Film Scratches focuses on the world of experimental and avant-garde film, especially as practiced by individual artists. It features a mixture of reviews, interviews, and essays.
A Review by David Finkelstein.
Dimitrije Martinovic is a Serbian-born, Canadian artist. In his 6 minute short Seemingly Uncorrelated Variables, he presents an idea which is common in experimental video, but he gives it a new twist. Many artists, including Scott Stark, Van McElwee, and Neil Needleman, have made works in which incredibly short cuts, often just a few frames long, are repeated in rhythmic patterns. Some artists seem to find this to be an irresistible idea when they are given digital tools which make it easy to make a large number of edits. When you see these ultra-short shots regularly alternating in a sequence, it makes it hard to take in the content of each individual shot, and it encourages you to see the shots as blended or overlapping. The regularity of the repetition makes the rhythm of the sequence predominate.
In Martinovic’s variation on this idea, his sequence of fast cuts contains eight shots of seemingly random images such as clouds, a humidifier, and a staircase. In the middle of certain repetitions of the sequence, one image will be held a bit longer, long enough to really identify what’s in the shot. This shot is also given an identifying label, such as “clouds,” “steam,” or “steps.” Some labels describe their image in a straightforward way. Others, such as “dull” for a very blurry image, or “outlier” for a white brick wall covered by a vine, are poetic or metaphorical. At the end of several repetitions of the sequence, we get to see all of the shots in the longer versions with the labels.
By slowing down certain shots and labeling them, Martinovic caters to (and highlights) our natural human desire to “know what we’re looking at,” which really means our need to place the image into a known mental category, rather than merely taking in the image’s colors and forms. Adding a verbal label also emphasizes our need to categorize the image. Martinovic lets us have it both ways: a subliminal, sensual experience of the images in the fast sequence, and a conceptual experience in the slowed down version. His occasional use of more metaphorical labels emphasizes the subjective and potentially distorting effects of slotting our visual experiences into verbal categories. Humans are forever mistaking the map for the territory, something which gets us into endless trouble.

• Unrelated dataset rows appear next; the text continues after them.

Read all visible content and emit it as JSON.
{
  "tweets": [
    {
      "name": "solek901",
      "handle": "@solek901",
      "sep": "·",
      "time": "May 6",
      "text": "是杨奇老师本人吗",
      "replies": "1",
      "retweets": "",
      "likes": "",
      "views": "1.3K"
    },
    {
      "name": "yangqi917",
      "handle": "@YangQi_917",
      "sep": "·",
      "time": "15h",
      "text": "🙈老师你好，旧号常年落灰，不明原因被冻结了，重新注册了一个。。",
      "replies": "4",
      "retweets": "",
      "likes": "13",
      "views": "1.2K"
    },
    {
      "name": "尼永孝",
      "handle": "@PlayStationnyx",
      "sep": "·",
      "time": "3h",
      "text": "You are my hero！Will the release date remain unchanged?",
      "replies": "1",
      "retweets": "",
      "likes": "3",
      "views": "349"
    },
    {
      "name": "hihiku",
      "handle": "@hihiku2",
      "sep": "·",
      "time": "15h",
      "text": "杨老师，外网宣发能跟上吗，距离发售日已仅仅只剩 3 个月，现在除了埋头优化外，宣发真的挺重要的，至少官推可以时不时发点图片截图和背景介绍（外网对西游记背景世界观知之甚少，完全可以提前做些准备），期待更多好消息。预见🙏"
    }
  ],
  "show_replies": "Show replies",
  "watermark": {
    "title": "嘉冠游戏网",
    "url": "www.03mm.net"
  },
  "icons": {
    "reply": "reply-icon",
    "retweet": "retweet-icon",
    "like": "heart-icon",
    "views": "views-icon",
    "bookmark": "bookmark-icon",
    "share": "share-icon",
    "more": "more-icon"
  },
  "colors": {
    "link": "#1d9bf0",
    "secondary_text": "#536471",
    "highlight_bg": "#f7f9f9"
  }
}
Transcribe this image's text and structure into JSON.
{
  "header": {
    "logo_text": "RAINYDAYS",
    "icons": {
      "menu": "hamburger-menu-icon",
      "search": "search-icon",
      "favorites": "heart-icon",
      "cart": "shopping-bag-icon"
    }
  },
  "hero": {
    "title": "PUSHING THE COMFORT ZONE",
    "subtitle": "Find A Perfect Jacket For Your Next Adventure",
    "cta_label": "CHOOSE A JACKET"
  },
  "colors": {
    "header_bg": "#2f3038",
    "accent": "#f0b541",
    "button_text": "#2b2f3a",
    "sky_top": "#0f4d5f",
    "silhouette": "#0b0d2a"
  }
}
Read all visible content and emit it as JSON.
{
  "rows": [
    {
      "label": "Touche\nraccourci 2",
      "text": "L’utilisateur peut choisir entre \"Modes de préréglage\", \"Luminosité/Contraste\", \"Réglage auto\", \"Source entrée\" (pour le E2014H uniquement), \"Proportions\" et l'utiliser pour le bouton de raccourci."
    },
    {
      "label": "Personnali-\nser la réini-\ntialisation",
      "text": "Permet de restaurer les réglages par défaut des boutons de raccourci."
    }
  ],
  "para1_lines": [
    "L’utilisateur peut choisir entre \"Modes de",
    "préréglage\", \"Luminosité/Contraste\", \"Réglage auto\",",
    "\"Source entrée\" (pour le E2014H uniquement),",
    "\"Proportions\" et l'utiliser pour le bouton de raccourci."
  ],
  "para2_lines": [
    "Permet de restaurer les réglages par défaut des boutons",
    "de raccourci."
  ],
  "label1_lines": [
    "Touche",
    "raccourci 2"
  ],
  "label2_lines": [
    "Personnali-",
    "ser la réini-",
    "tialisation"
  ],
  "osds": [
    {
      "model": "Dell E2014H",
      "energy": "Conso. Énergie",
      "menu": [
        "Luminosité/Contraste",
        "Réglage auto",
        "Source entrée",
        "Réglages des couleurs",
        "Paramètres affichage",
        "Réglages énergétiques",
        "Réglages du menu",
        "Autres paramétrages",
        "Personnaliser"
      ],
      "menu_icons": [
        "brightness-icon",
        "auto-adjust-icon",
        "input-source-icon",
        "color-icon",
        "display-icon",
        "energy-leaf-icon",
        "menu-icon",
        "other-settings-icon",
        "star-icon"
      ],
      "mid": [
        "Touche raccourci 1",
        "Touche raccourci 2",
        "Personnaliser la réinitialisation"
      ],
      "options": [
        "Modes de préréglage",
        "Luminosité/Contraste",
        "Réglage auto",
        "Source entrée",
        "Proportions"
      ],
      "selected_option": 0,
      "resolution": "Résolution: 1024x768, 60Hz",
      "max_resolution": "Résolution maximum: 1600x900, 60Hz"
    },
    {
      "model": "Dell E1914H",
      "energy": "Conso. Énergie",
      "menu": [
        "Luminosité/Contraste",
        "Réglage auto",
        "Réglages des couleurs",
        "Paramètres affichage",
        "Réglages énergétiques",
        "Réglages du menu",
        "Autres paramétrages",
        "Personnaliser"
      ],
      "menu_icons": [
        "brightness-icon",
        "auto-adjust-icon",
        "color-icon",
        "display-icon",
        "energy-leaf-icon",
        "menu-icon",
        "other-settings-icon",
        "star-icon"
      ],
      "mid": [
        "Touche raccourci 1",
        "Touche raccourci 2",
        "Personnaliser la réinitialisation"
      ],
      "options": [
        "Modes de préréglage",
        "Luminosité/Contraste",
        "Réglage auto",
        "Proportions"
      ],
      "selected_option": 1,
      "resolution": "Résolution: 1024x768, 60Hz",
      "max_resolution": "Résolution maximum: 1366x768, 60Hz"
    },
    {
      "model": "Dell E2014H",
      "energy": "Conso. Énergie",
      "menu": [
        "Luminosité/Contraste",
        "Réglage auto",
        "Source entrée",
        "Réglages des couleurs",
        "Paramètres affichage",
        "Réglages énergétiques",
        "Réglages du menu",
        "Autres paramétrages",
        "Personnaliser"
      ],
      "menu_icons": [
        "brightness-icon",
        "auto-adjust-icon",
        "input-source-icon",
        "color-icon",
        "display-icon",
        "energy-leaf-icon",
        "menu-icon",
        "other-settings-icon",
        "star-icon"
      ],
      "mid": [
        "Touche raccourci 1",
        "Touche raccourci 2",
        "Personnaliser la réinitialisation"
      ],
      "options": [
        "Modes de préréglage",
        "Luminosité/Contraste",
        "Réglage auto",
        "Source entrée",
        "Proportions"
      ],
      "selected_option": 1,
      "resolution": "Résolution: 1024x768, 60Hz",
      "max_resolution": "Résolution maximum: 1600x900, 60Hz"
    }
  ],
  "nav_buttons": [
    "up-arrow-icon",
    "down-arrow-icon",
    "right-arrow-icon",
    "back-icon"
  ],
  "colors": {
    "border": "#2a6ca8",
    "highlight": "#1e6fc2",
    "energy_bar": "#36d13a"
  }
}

By the end of the video, when we have seen several of these sequences of eight shots repeated multiple times, the randomness of the shots begins to seem much less random; the shots in each group begin to feel like they are in fact correlated and somehow belong together. Is that merely because of the force of repetition, or is it because the shots have a subtle, purely visual or formal unity to them? Seemingly Uncorrelated Variables gives us a lot to think about, and to look at, during its six minute duration.